Schlagwort: Gedankengut

All die schönen Erinnerungen – ich halt sie hoch!

Danke 🙏🏼 2016! Du warst einzigartig, fantastisch, überwältigend und wunderbar! 🌟
Die letzten Tage habe ich des Öfteren mein Jahr Revue passieren lassen und ich bin selbst vollkommen überwältigt wie toll es war. #mein2016 war perfekt! Da haben sich einige Knoten gelöst und ich habe Ballast abgeworfen den ich seit Jahren mit mir rum schleppe.

Manche Wege haben sich getrennt aber dafür sind andere ganz tolle Menschen in mein Leben getreten die mir unglaublich ans Herz gewachsen sind, mit mir lachen, weinen, schimpfen und Spaß haben. Ich habe die Welt ein Stückchen mehr entdecken dürfen und mich dabei selbst wieder gefunden. Ich bin bereit: 2017 darf jetzt kommen aber es darf gerne genau so weiter gehen. 🙃

#mountaingirls #staywild

Nach dem Oben wurde ich ein anderer unten

Wenn ich dieses Foto sehe kommen mir jedes Mal fast die Tränen. So viele Erinnerungen hängen an diesem Moment. Ich stehe dort oben mitten in den Alpen und habe Wochen und Monate des Zweifels hinter mir. Viele Nächte habe ich mich schlaflos von einer Seite auf die andere gewälzt und bin rastlos durch den Tag gestürmt. Aber dort oben, da habe ich den Weg zurück zu mir gefunden. Den Zugang zu meinen eigenen Ich. Die Ruhe in mir Selbst. Meine Kraft. Mein Antrieb. Und deswegen bin ich aus tiefster Seele unendlich dankbar, dass ich im September dort stehen durfte! Die Berge haben mich vor dem Ertrinken gerettet.

#mountaingirl

KUHNICORN

Es war einmal ein #Kuhnicorn namens Berta. Bertas Mama war war eine Kuh. Bertas Papa war ein Einhorn.

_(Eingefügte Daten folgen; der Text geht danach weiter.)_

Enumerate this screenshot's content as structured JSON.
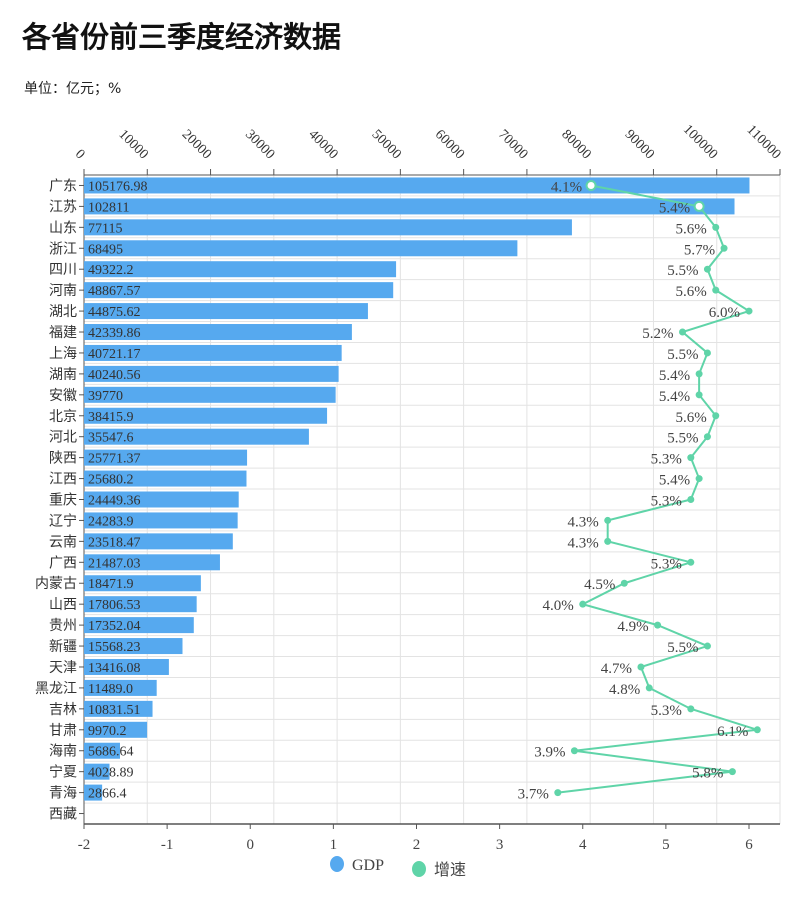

Berta war anders als alle Kühe auf der Weide, denn sie hatte ein buntes Horn. Berta war aber auch anders als alle Einhörner dieser Welt, denn sie hatte einen dicken Hintern und braunes Fell. Trotzdem hatte Berta viele Freunde, denn Berta war ein glücklicher Zeitgenosse: sie strahlte übers ganze Gesicht und hatte stets ein offenes Ohr für alle.

Mit ihrem bunten Einhorn erfüllte sie jeden Wunsch und half anderen ihre Sorgen und Kummer zu vergessen.
Egal ob Einhorn oder Kuh: Berta gehört einfach dazu!
#spreadlovenothate

Neulich beim Ausmisten …

Jeder hat dieses eine Kleidungsstück das jahrelang getragen wird. Bei dem einen ist es eine Jeans, bei dem anderen eine Jacke oder Pullover. Lange Zeit fühlen wir uns pudelwohl damit, aber dann, eines Tages, schauen wir in den Spiegel und merken, dass irgend etwas nicht ganz stimmig ist: es passt nicht mehr. Es ist aus der Mode gekommen oder der eigene Stil hat sich geändert, abgetragen, ausgewaschen, aus der Form geraten. (…)

Eine Klamotte die sich über Jahre bewährt hat ist in manchen Lebenssituationen äußerst praktisch: man weiß was man dran hat, muss nicht mehr auf die Waschanleitung achten und ist mit einem sicheren Griff in den Schrank im handumdrehen alltagstauglich angezogen.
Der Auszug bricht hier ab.